France: Asylum and immigration (2)
01 January 1991
France: Asylum and immigration
artdoc April=1995
Algeria has become a trap!
`A Collective to welcome to France Algerian asylum-seekers and
exiles', comprising about sixty organisations and trade unions,
has been formed. A spokesperson for the organisation said:
`Algeria has become a trap. The borders with Morocco are closed.
Those with Tunisia are in the process of being closed. And France
is only giving out visas required urgently for professional
reasons or owing to grave health problems' (Libération 13.10.94).
The French consulate in Algiers has closed so that any
applications have to be made by courier and the visa service has
been closed in Algeria and transferred to Nantes in France.

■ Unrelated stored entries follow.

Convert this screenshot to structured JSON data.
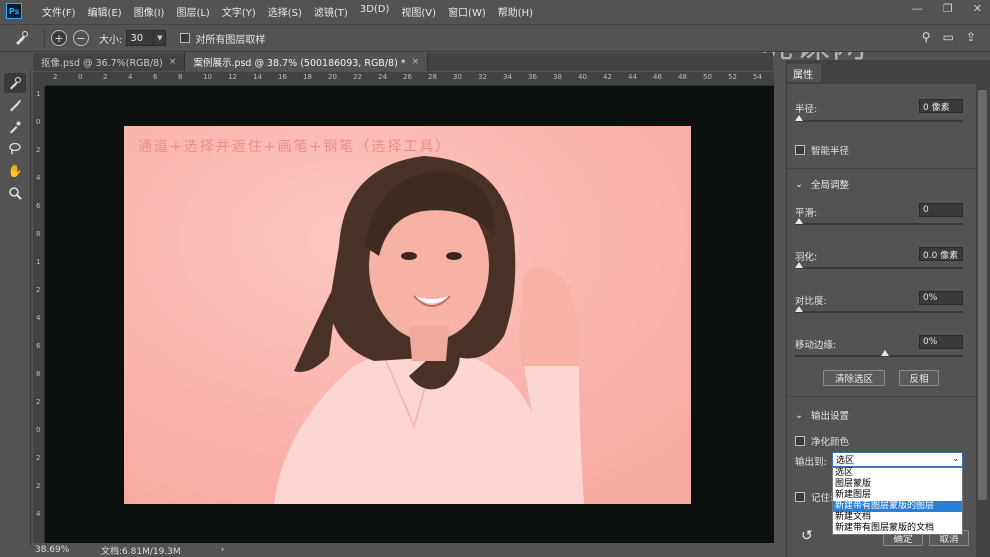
{
  "menubar": {
    "logo": "Ps",
    "items": [
      "文件(F)",
      "编辑(E)",
      "图像(I)",
      "图层(L)",
      "文字(Y)",
      "选择(S)",
      "滤镜(T)",
      "3D(D)",
      "视图(V)",
      "窗口(W)",
      "帮助(H)"
    ]
  },
  "watermark": "虎课网",
  "options": {
    "size_label": "大小:",
    "size_value": "30",
    "sample_all_layers": "对所有图层取样"
  },
  "tabs": [
    {
      "label": "抠像.psd @ 36.7%(RGB/8)",
      "close": "×"
    },
    {
      "label": "案例展示.psd @ 38.7% (500186093, RGB/8) *",
      "close": "×"
    }
  ],
  "ruler": {
    "h_ticks": [
      "2",
      "0",
      "2",
      "4",
      "6",
      "8",
      "10",
      "12",
      "14",
      "16",
      "18",
      "20",
      "22",
      "24",
      "26",
      "28",
      "30",
      "32",
      "34",
      "36",
      "38",
      "40",
      "42",
      "44",
      "46",
      "48",
      "50",
      "52",
      "54"
    ],
    "v_ticks": [
      "1",
      "0",
      "2",
      "4",
      "6",
      "8",
      "1",
      "2",
      "4",
      "6",
      "8",
      "2",
      "0",
      "2",
      "2",
      "4"
    ]
  },
  "canvas": {
    "title_text": "通道+选择并遮住+画笔+钢笔（选择工具）",
    "photo_bg": "#fbb5ad"
  },
  "status": {
    "zoom": "38.69%",
    "doc": "文档:6.81M/19.3M",
    "arrow": "›"
  },
  "panel": {
    "tab": "属性",
    "radius_label": "半径:",
    "radius_value": "0 像素",
    "smart_radius": "智能半径",
    "global_refine": "全局调整",
    "smooth_label": "平滑:",
    "smooth_value": "0",
    "feather_label": "羽化:",
    "feather_value": "0.0 像素",
    "contrast_label": "对比度:",
    "contrast_value": "0%",
    "shift_edge_label": "移动边缘:",
    "shift_edge_value": "0%",
    "clear_selection": "清除选区",
    "invert": "反相",
    "output_settings": "输出设置",
    "decontaminate": "净化颜色",
    "output_to_label": "输出到:",
    "output_to_value": "选区",
    "dropdown_options": [
      "选区",
      "图层蒙版",
      "新建图层",
      "新建带有图层蒙版的图层",
      "新建文档",
      "新建带有图层蒙版的文档"
    ],
    "highlighted_index": 3,
    "remember_settings": "记住设置",
    "ok": "确定",
    "cancel": "取消"
  }
}
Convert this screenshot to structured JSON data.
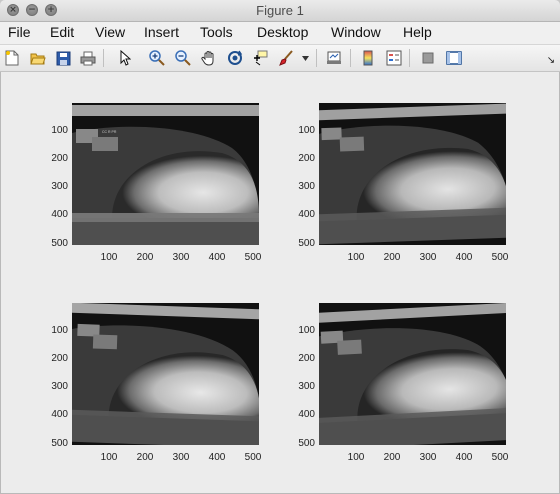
{
  "window": {
    "title": "Figure 1",
    "traffic": {
      "close": "×",
      "minimize": "−",
      "zoom": "+"
    }
  },
  "menubar": {
    "items": [
      "File",
      "Edit",
      "View",
      "Insert",
      "Tools",
      "Desktop",
      "Window",
      "Help"
    ]
  },
  "toolbar": {
    "icons": [
      "new-figure-icon",
      "open-file-icon",
      "save-icon",
      "print-icon",
      "select-arrow-icon",
      "zoom-in-icon",
      "zoom-out-icon",
      "pan-hand-icon",
      "rotate-3d-icon",
      "data-cursor-icon",
      "brush-icon",
      "dropdown-arrow-icon",
      "link-plot-icon",
      "colorbar-icon",
      "legend-icon",
      "hide-plot-tools-icon",
      "show-plot-tools-icon"
    ],
    "corner_glyph": "↘"
  },
  "axes": {
    "yticks": [
      "100",
      "200",
      "300",
      "400",
      "500"
    ],
    "xticks": [
      "100",
      "200",
      "300",
      "400",
      "500"
    ]
  }
}
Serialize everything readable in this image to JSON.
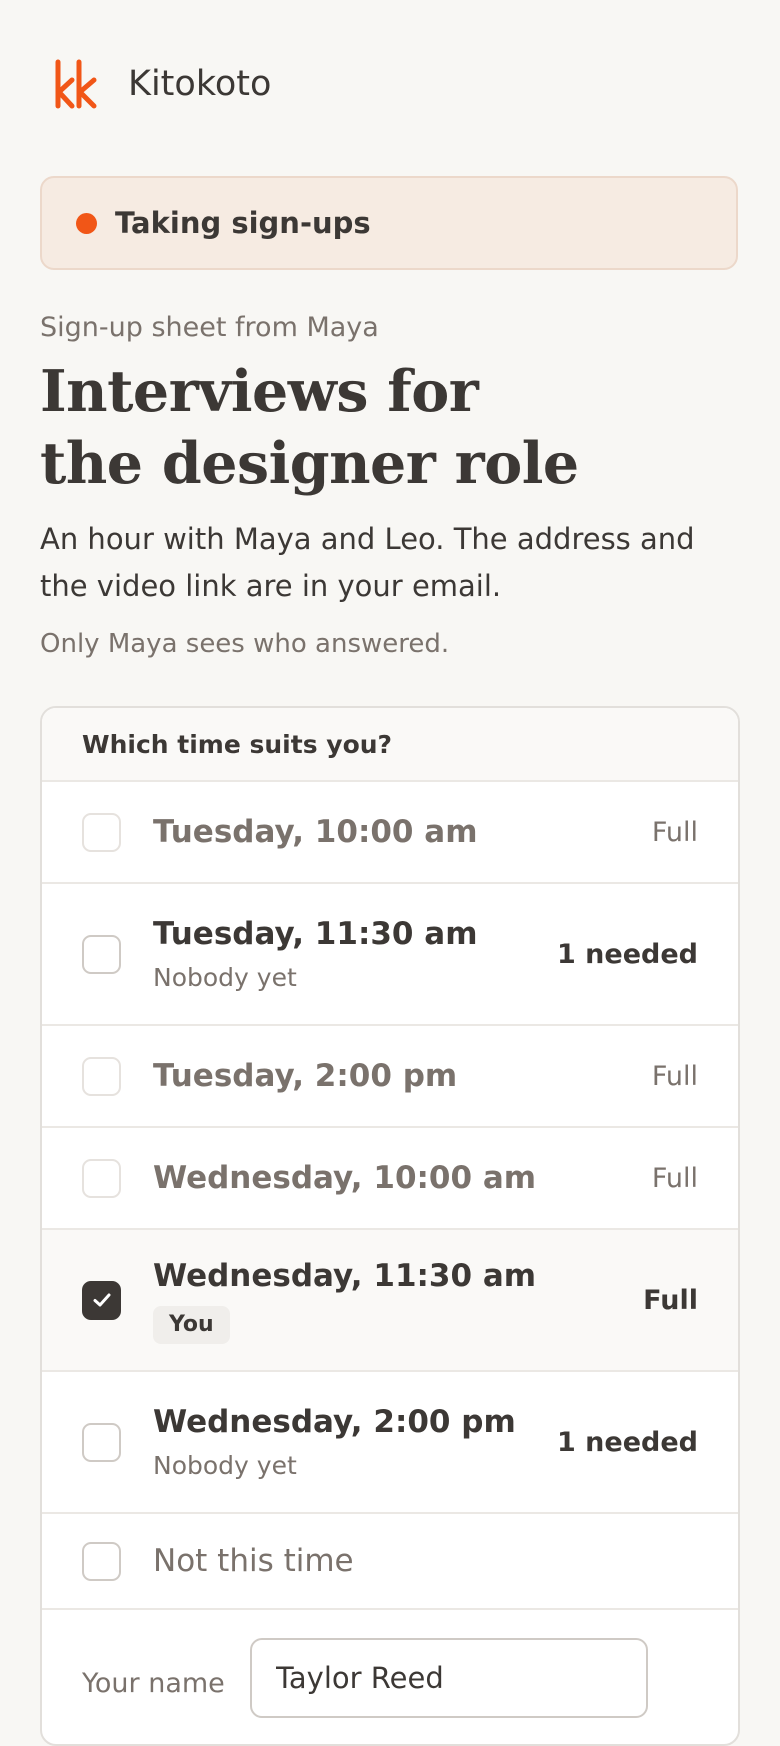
{
  "app": {
    "name": "Kitokoto"
  },
  "banner": {
    "label": "Taking sign-ups",
    "dot_color": "#f15617"
  },
  "intro": {
    "from": "Sign-up sheet from Maya",
    "title_line1": "Interviews for",
    "title_line2": "the designer role",
    "description": "An hour with Maya and Leo. The address and the video link are in your email.",
    "privacy": "Only Maya sees who answered."
  },
  "question": {
    "label": "Which time suits you?",
    "slots": [
      {
        "time": "Tuesday, 10:00 am",
        "status": "Full"
      },
      {
        "time": "Tuesday, 11:30 am",
        "sub": "Nobody yet",
        "status": "1 needed"
      },
      {
        "time": "Tuesday, 2:00 pm",
        "status": "Full"
      },
      {
        "time": "Wednesday, 10:00 am",
        "status": "Full"
      },
      {
        "time": "Wednesday, 11:30 am",
        "badge": "You",
        "status": "Full",
        "checked": true
      },
      {
        "time": "Wednesday, 2:00 pm",
        "sub": "Nobody yet",
        "status": "1 needed"
      }
    ],
    "opt_out": "Not this time"
  },
  "name_field": {
    "label": "Your name",
    "value": "Taylor Reed"
  },
  "colors": {
    "accent": "#f15617",
    "text": "#3c3835",
    "muted": "#7a726c",
    "background": "#f8f7f4"
  }
}
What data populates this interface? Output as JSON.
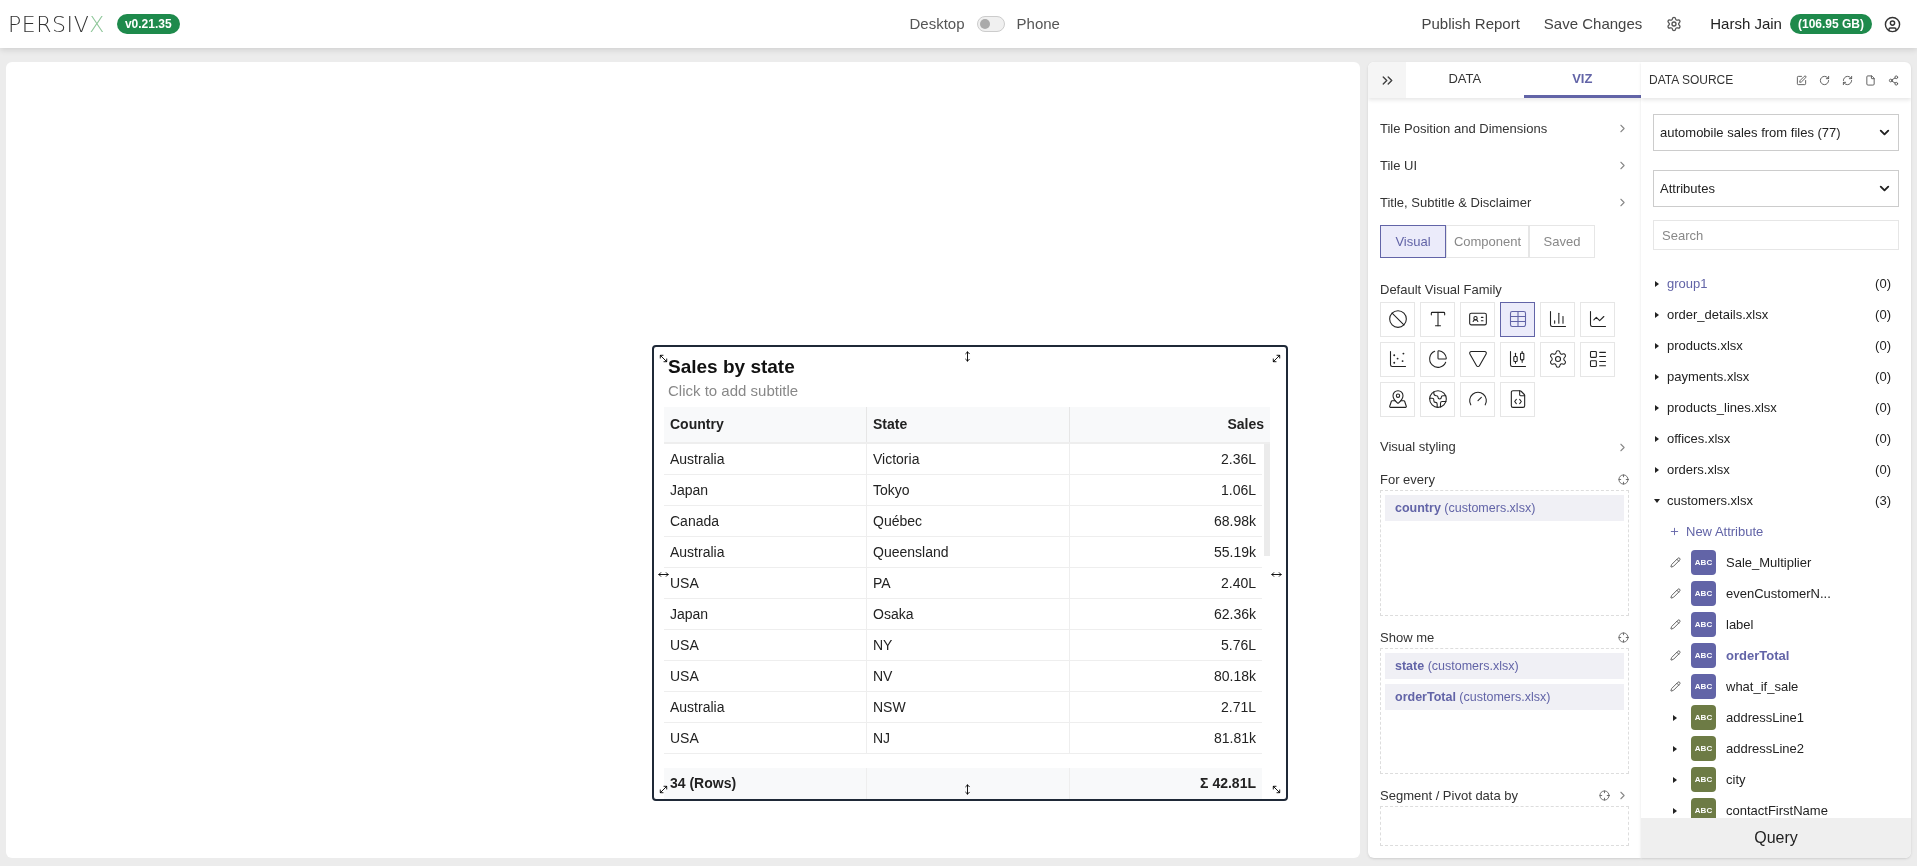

Applicants have to apply to Nantes by letter and no time-limit
is set for a reply. As the visa office at Nantes came into
operation on 6 October, all applications made before that date
were voided and will have to be made again Many believe a quota
system has effectively been introduced (Libération 1.9, 13.10.
94).
Even before these new measures, the number of visas being given
out had been reduced dramatically by increasing administrative
barriers. And the new measures will make arbitrary refusal even
easier (Libération 1.9.94). In a separate move, a number of
French people of Algerian origin have been expelled to Algeria
while on holiday in Morocco owing to a new visa requirement
Morocco has introduced for French citizens of Algerian origin.
The French foreign ministry has condemned the visa requirement,
saying that no distinction should be made between French
citizens, whatever their origins (Libération 3,4.9.94).
Deportations, expulsion orders, asylum rights denied
Double punishment: the case of Ahmed Ajarray
Ahmed Ajarray, a 42-year-old Moroccan married to a French florist
from Doullens (Somme), who is an insulin-dependent diabetic, has
gone on hunger-strike in a bid to avoid deportation.
The case against Ahmed Ajarray, who has so far managed to fight
off six emergency expulsion orders, rests on a six year prison
sentence for drugs trafficking which he was conditionally
released from in November 1991 on the instructions of the
minister of justice. It was not until September 1992 that he was
issued with an urgent expulsion order as an `imminent danger to
the public', even though his social worker and the judge
responsible for overseeing the terms and conditions of his
sentence have testified to his good conduct.
Ahmed Ajarray is fighting his deportation on the grounds that
his original conviction does not justify deportation. After his
last expulsion order he was placed under house arrest and ordered
not to work (Libération 19.9.94).
The case of Nasser Djabbour
Nasser Djabbour, accused of aiding a known-terrorist, has been
deported to Algeria without ever being allowed to hear the case
against him. Nasser Djabbour's parents fled from Algeria in 1963
when Nasser was two. He grew up in Rouen and has nine brothers
and sisters, all of whom were born in France and are French
citizens. In 1986, police accused Nasser Djabbour of being in
contact with a known terrorist and he was deported. He returned
illegally six years later and was arrested last July. Anti-
racist organisations such as MRAP and SOS-Racisme, who supported
Nasser Djabbour's case, say that he should be tried in a court
of law, like anyone else. But the interior ministry, which
declined to provide any evidence of Nasser's alleged terrorist
connections, say he is a `dangerous criminal' who continues to
commit misdeeds (Libération 17,18.9.94).
Expelled for going on a demonstration!
The case of the 18-year-old student Mouloud Malaci, expelled from
France as a matter of `absolute urgency' after participating in
a demonstration against the Contrat d'insertion Professionelle
in March 1993 and accused of throwing stones at the police came
before a magistrates court in Lyons in September.